The Unintended Consequences of a Single Design Decision
Being involved in the design and development of consumer products, I’ve seen how a single design decision can have huge unintended consequences and change an entire industry — for the better or the worse.
As a positive example, when Apple decided to design notebooks using aluminum housings and abandon the industry’s use of plastic with ugly vents and screws, they created a huge industry of automated machining of solid aluminum blocks. That industry has now made it possible for other notebooks to use the same processes to create their own products.
Another example is when Apple decided that thinness was a major goal for its mobile products. The unintended consequences have had a huge impact, likely beyond the original intention, but one that’s impacted performance, features, user satisfaction, and the entire industry.
Some of those consequences are:
Shorter battery life – Making phones and notebooks as thin as possible and then making them even thinner in each subsequent generation resulted in less volume for batteries. But because the one dimension that reduces a battery’s capacity most is its thickness, battery life of iPhones and MacBooks have suffered. Battery life of iPhones and the latest line of MacBook Pros are well below expectations and are one of the major user complaints. So much so, the battery indicator no longer displays time left. And, since a battery’s life is based on the number of charging cycles, smaller batteries need more recharging cycles, resulting in a shorter life.
Fragility – The thinness of iPhones has resulted with the iPhone 6 and 6 Plus actually bending in normal use and the need for protective cases. Samsung has shown, with their Galaxy S7 Active, that a phone can be made with a rugged, waterproof enclosure that’s only a few millimeters thicker. Speaking of Samsung, there’s even speculation that their problem with the Note 7 phone catching on fire was a result of trying to beat Apple in the thinness competition.
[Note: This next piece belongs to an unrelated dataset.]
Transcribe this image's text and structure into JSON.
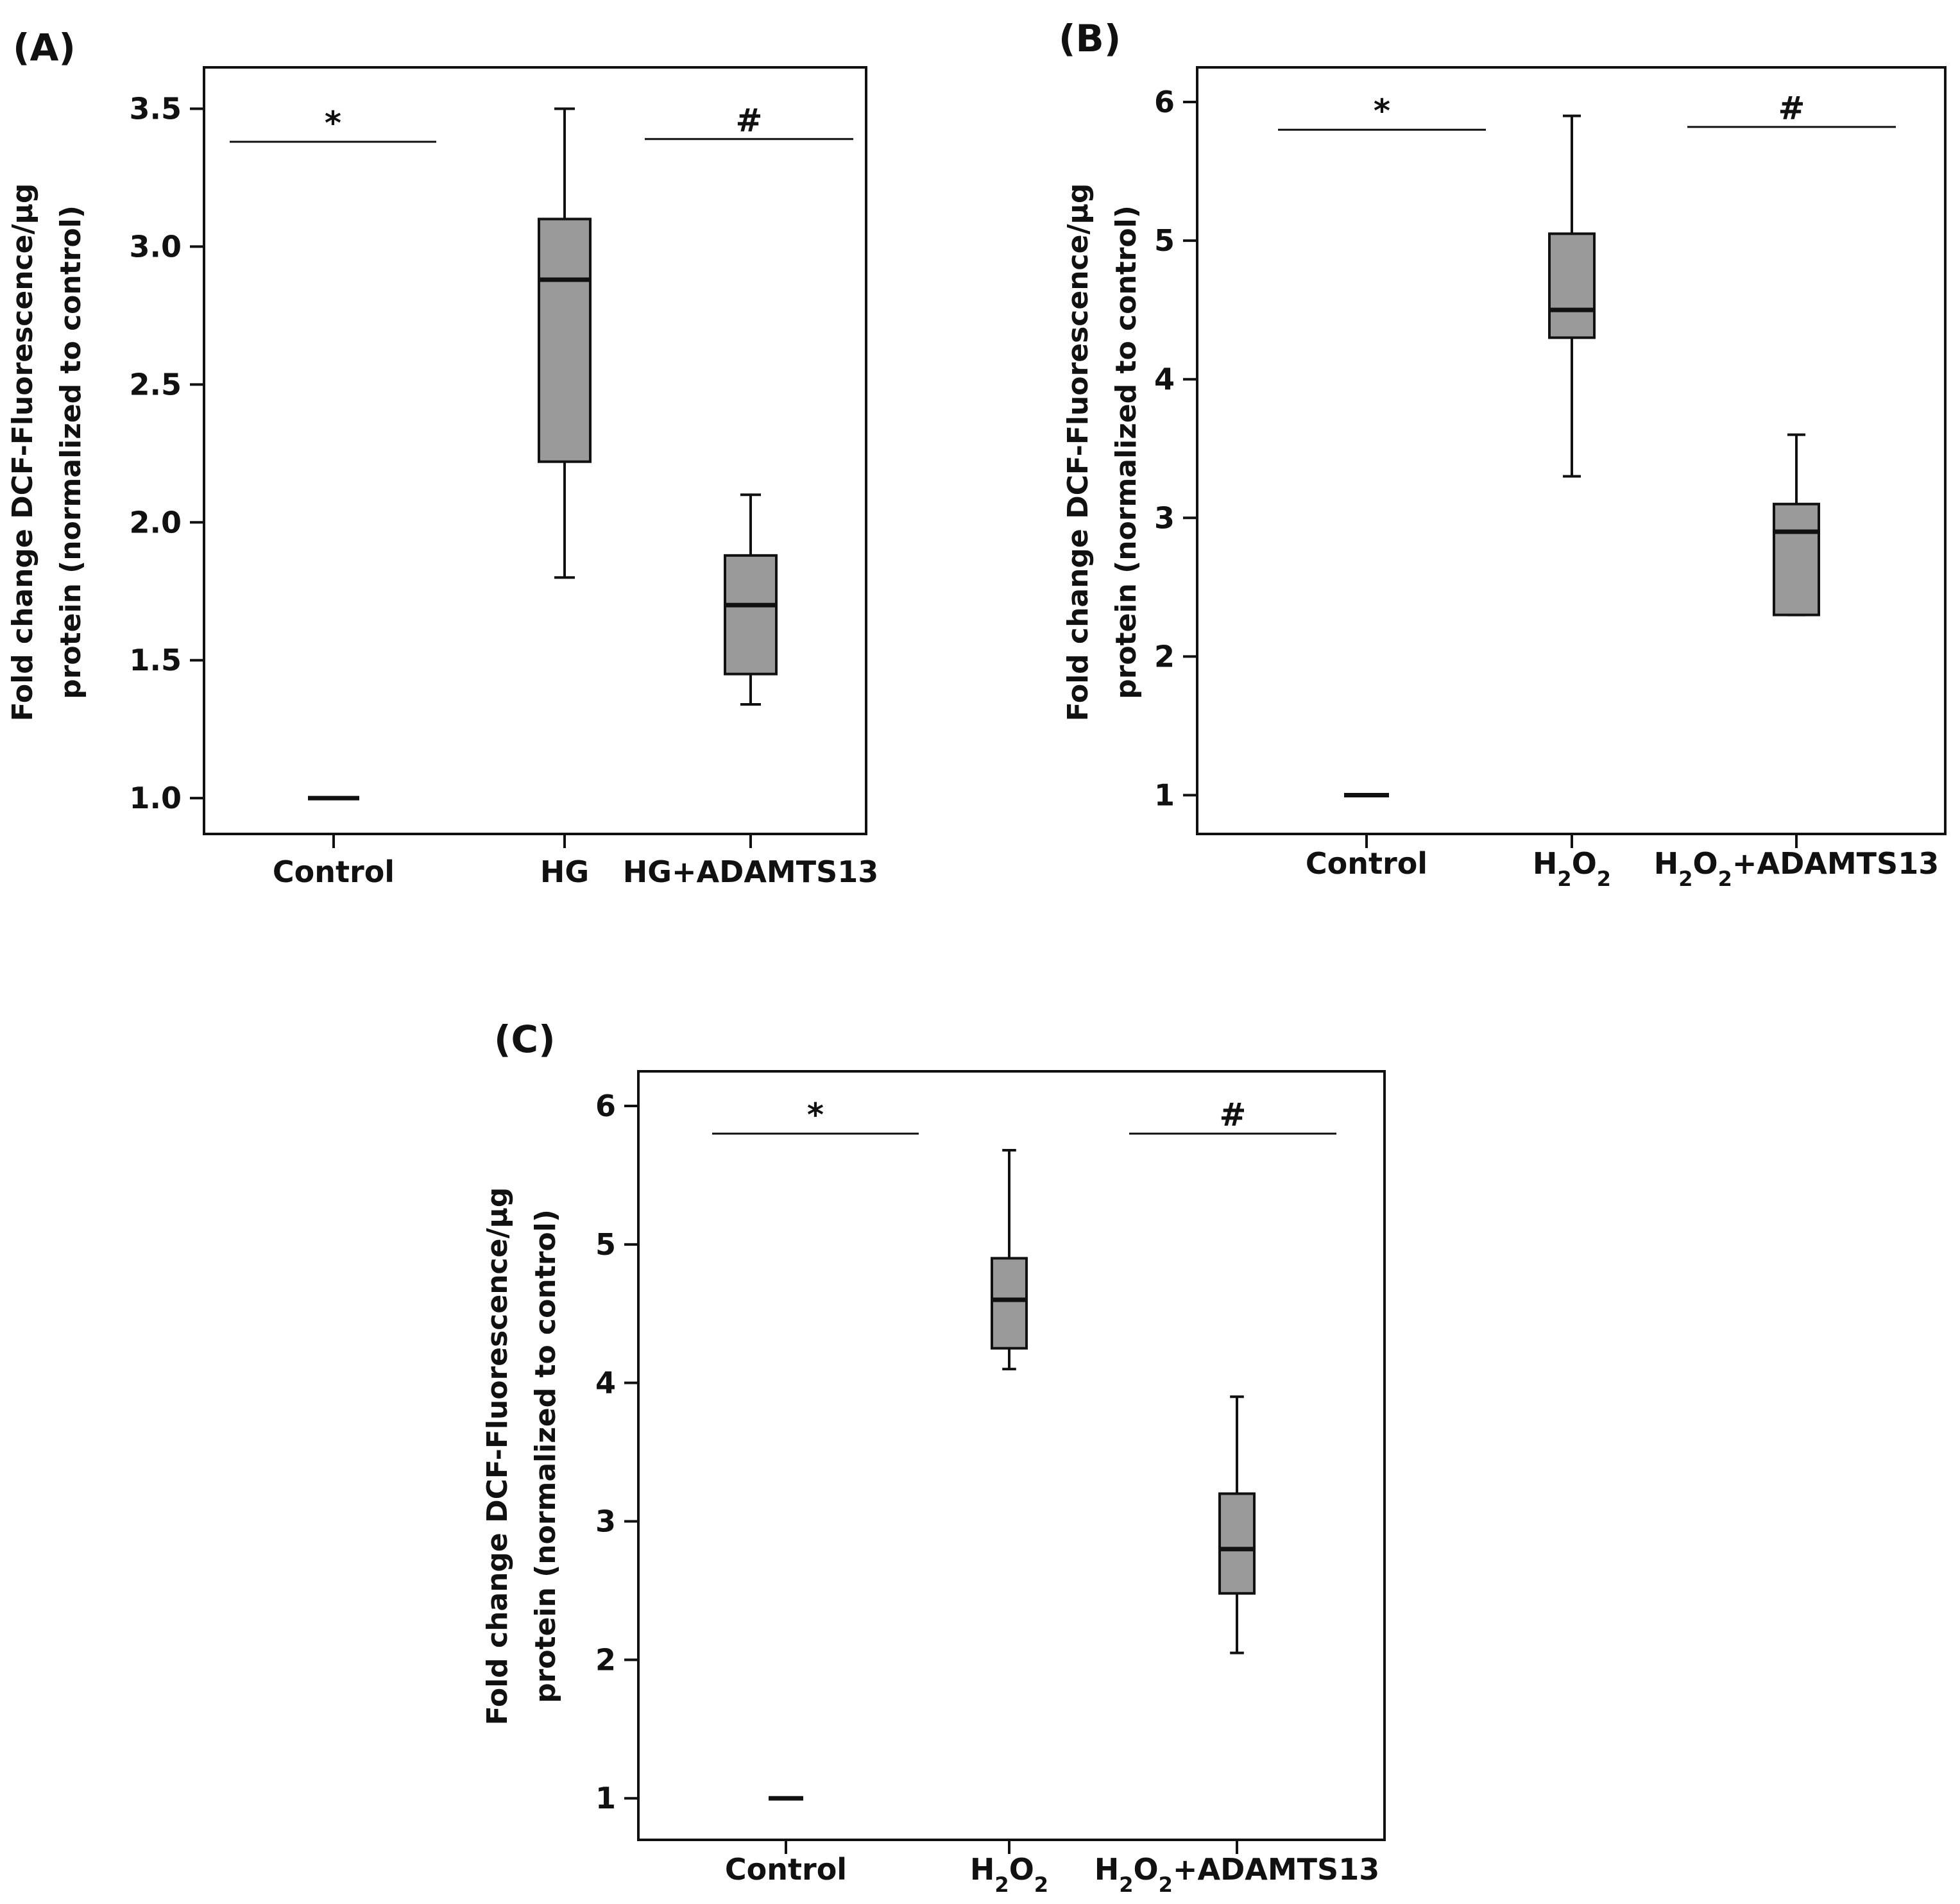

Reduced number of ports – With thinness comes the need to remove many of the legacy ports designed for thicker products. While leaving them out makes it possible to reduce thickness, it requires carrying more dongles to connect to our other devices.
Loss of features – iPhones still don’t have NFC and wireless charging, likely a result of insufficient space. Magsafe, one of the most innovative features ever created for notebook computers, has been eliminated to make the new MacBook notebooks thinner. With its removal is the loss of the battery charging indicator.
Typing errors – Thinness has led to notebook keyboards with reduced performance compared to the iconic keyboards used in products like the ThinkPad. Key travel has gone from 3 mm to under 1 mm, causing more errors.
What’s ironic is these consequences might have just resulted from an Apple executive saying. “I want our products to be as thin as they can be”, walking away, and then everyone taking the person literally. How likely is it that, when that request was made, anyone was thinking of any adverse outcomes? Well, perhaps a few engineers that were told not to be negative and be a team player.
The lesson is that an arbitrary goal for a product’s requirement can have far-reaching effects on the company’s products, as well as an entire industry, and few may be aware of that when it all began.